Como um bom entendido de produção audiovisual, assisti Mil Vezes Boa Noite me encolhendo de agonia diversas vezes. Não por conta do teor panfletário de guerra do filme, mas por causa das cenas em que se vê câmeras Canon 5D sendo maltratadas. Brincadeiras à parte, o filme propõe uma reflexão acerca de fotojornalismo de guerra que é muito poderosa e importante nos dias de hoje.
Uma das melhores fotógrafas de zonas de conflito do mundo, Rebecca (Binoche) quase morre durante um atentado terrorista que cobria. De volta para casa durante sua recuperação, ela recebe do marido, Marcus (Coster-Waldau), um ultimato. Ou abandona a profissão, ou se divorcia. Ela então precisa pesar a responsabilidade de expor para o mundo os horrores de locais em conflitos e a importância das pessoas que amam em sua vida.
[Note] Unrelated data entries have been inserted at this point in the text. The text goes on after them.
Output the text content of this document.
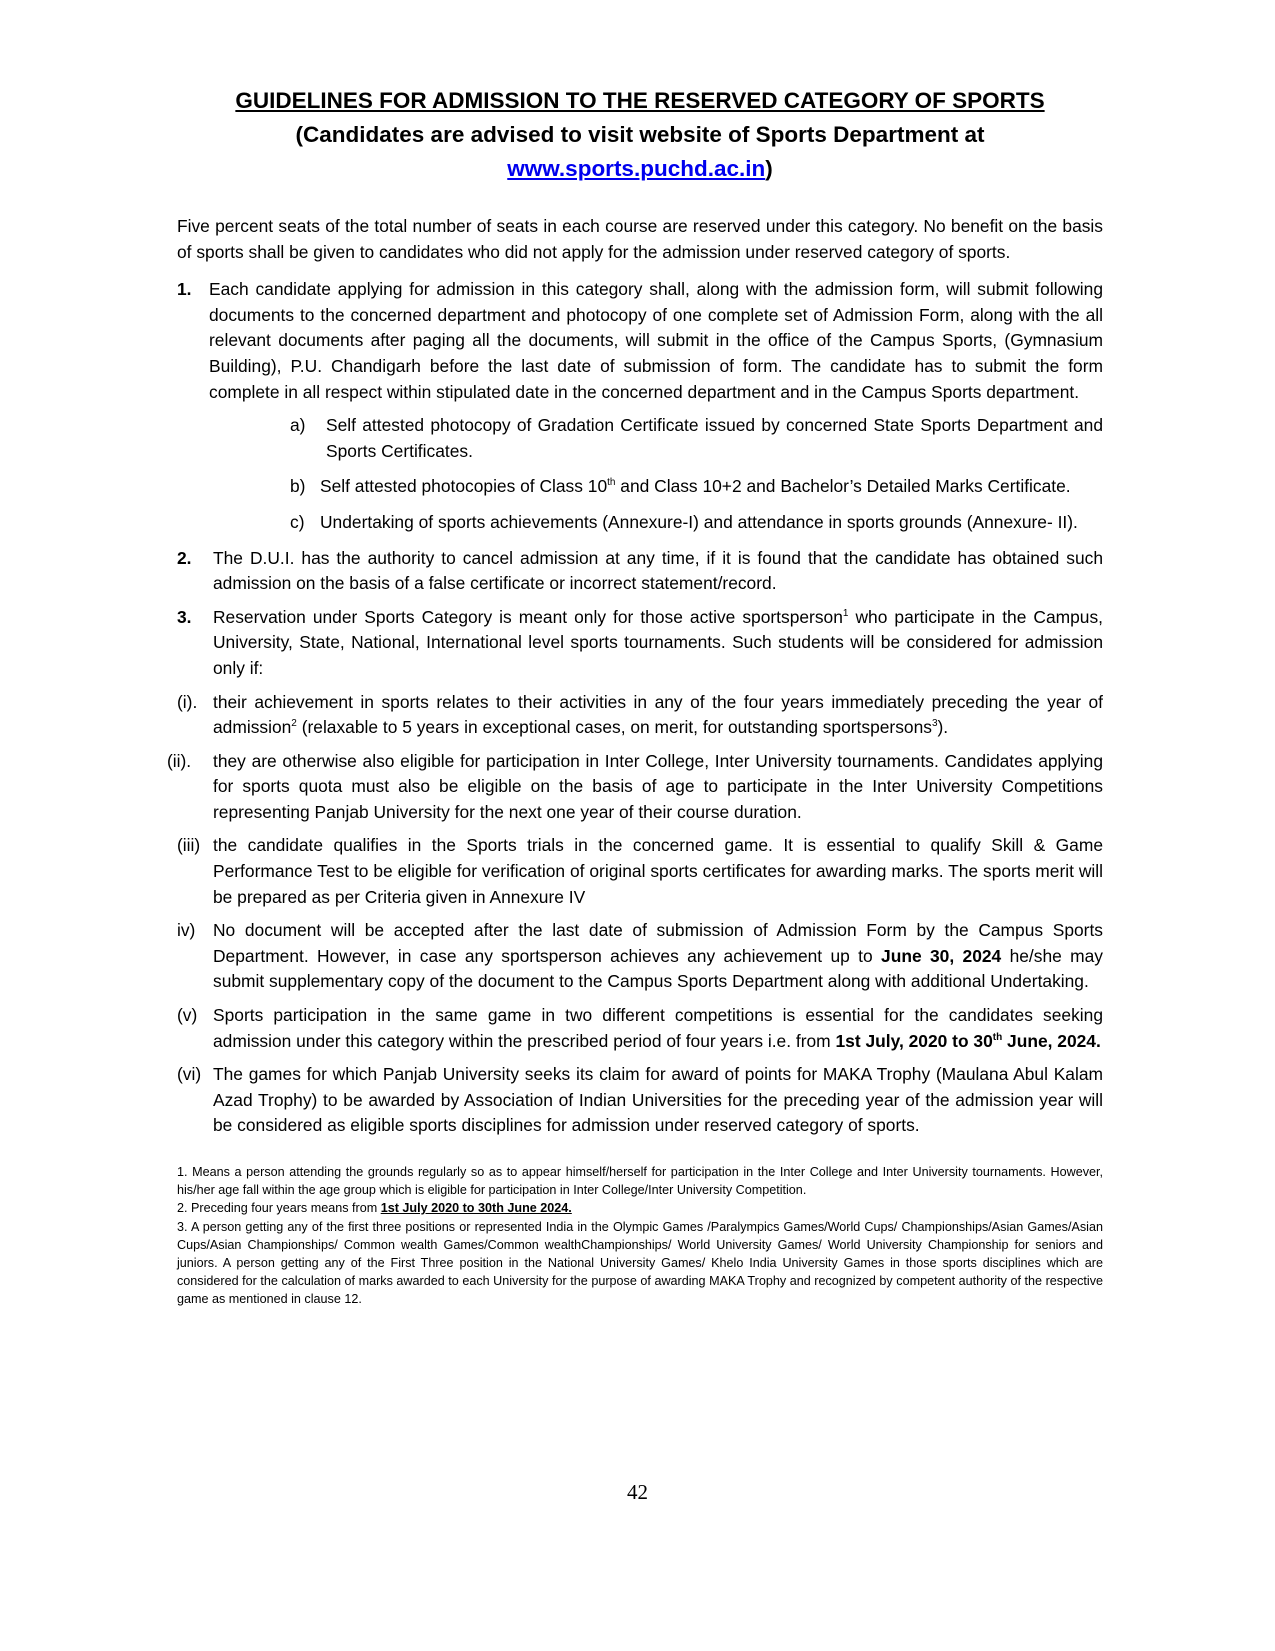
GUIDELINES FOR ADMISSION TO THE RESERVED CATEGORY OF SPORTS
(Candidates are advised to visit website of Sports Department at
www.sports.puchd.ac.in)

Five percent seats of the total number of seats in each course are reserved under this category. No benefit on the basis of sports shall be given to candidates who did not apply for the admission under reserved category of sports.

1. Each candidate applying for admission in this category shall, along with the admission form, will submit following documents to the concerned department and photocopy of one complete set of Admission Form, along with the all relevant documents after paging all the documents, will submit in the office of the Campus Sports, (Gymnasium Building), P.U. Chandigarh before the last date of submission of form. The candidate has to submit the form complete in all respect within stipulated date in the concerned department and in the Campus Sports department.
a) Self attested photocopy of Gradation Certificate issued by concerned State Sports Department and Sports Certificates.
b) Self attested photocopies of Class 10th and Class 10+2 and Bachelor’s Detailed Marks Certificate.
c) Undertaking of sports achievements (Annexure-I) and attendance in sports grounds (Annexure- II).
2. The D.U.I. has the authority to cancel admission at any time, if it is found that the candidate has obtained such admission on the basis of a false certificate or incorrect statement/record.
3. Reservation under Sports Category is meant only for those active sportsperson$^1$ who participate in the Campus, University, State, National, International level sports tournaments. Such students will be considered for admission only if:
(i). their achievement in sports relates to their activities in any of the four years immediately preceding the year of admission$^2$ (relaxable to 5 years in exceptional cases, on merit, for outstanding sportspersons$^3$).
(ii). they are otherwise also eligible for participation in Inter College, Inter University tournaments. Candidates applying for sports quota must also be eligible on the basis of age to participate in the Inter University Competitions representing Panjab University for the next one year of their course duration.
(iii) the candidate qualifies in the Sports trials in the concerned game. It is essential to qualify Skill & Game Performance Test to be eligible for verification of original sports certificates for awarding marks. The sports merit will be prepared as per Criteria given in Annexure IV
iv) No document will be accepted after the last date of submission of Admission Form by the Campus Sports Department. However, in case any sportsperson achieves any achievement up to June 30, 2024 he/she may submit supplementary copy of the document to the Campus Sports Department along with additional Undertaking.
(v) Sports participation in the same game in two different competitions is essential for the candidates seeking admission under this category within the prescribed period of four years i.e. from 1st July, 2020 to 30th June, 2024.
(vi) The games for which Panjab University seeks its claim for award of points for MAKA Trophy (Maulana Abul Kalam Azad Trophy) to be awarded by Association of Indian Universities for the preceding year of the admission year will be considered as eligible sports disciplines for admission under reserved category of sports.

1. Means a person attending the grounds regularly so as to appear himself/herself for participation in the Inter College and Inter University tournaments. However, his/her age fall within the age group which is eligible for participation in Inter College/Inter University Competition.

2. Preceding four years means from 1st July 2020 to 30th June 2024.

3. A person getting any of the first three positions or represented India in the Olympic Games /Paralympics Games/World Cups/ Championships/Asian Games/Asian Cups/Asian Championships/ Common wealth Games/Common wealthChampionships/ World University Games/ World University Championship for seniors and juniors. A person getting any of the First Three position in the National University Games/ Khelo India University Games in those sports disciplines which are considered for the calculation of marks awarded to each University for the purpose of awarding MAKA Trophy and recognized by competent authority of the respective game as mentioned in clause 12.

42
Marcus com Rebecca. Ultimato decisivo.
Essa é uma questão muito interessante porque Rebecca tem dois níveis de responsabilidades em suas mãos. O macro, no qual ela ajuda a melhorar o mundo através de suas fotografias, e o micro, no qual ela sempre abandona a família preocupada enquanto arrisca a vida em terras distantes.
O diretor e roteirista Erik Poppe constrói a história ao redor dos diálogos e situações entre Rebecca e a família. Mais especificamente com o esposo e com a filha mais velha, Steph. Nota-se a dor dos familiares de estar sempre com raiva da mãe por se colocar constantemente em perigo e também o cuidado para não reclamarem. Ao mesmo tempo em que Rebecca começa a considerar seguir o pedido do marido, Steph começa a se interessar pelo seu trabalho. Muitos conflitos surgem disso. À medida em que explica para a filha o que já fez, mais fica claro que é importante e precisa continuar sendo feito. Ao mesmo tempo, a filha é justamente um dos motivos principais pelos quais Rebecca precisa parar de se arriscar.
Rebecca com a filha Steph. Motivo para parar e para continuar.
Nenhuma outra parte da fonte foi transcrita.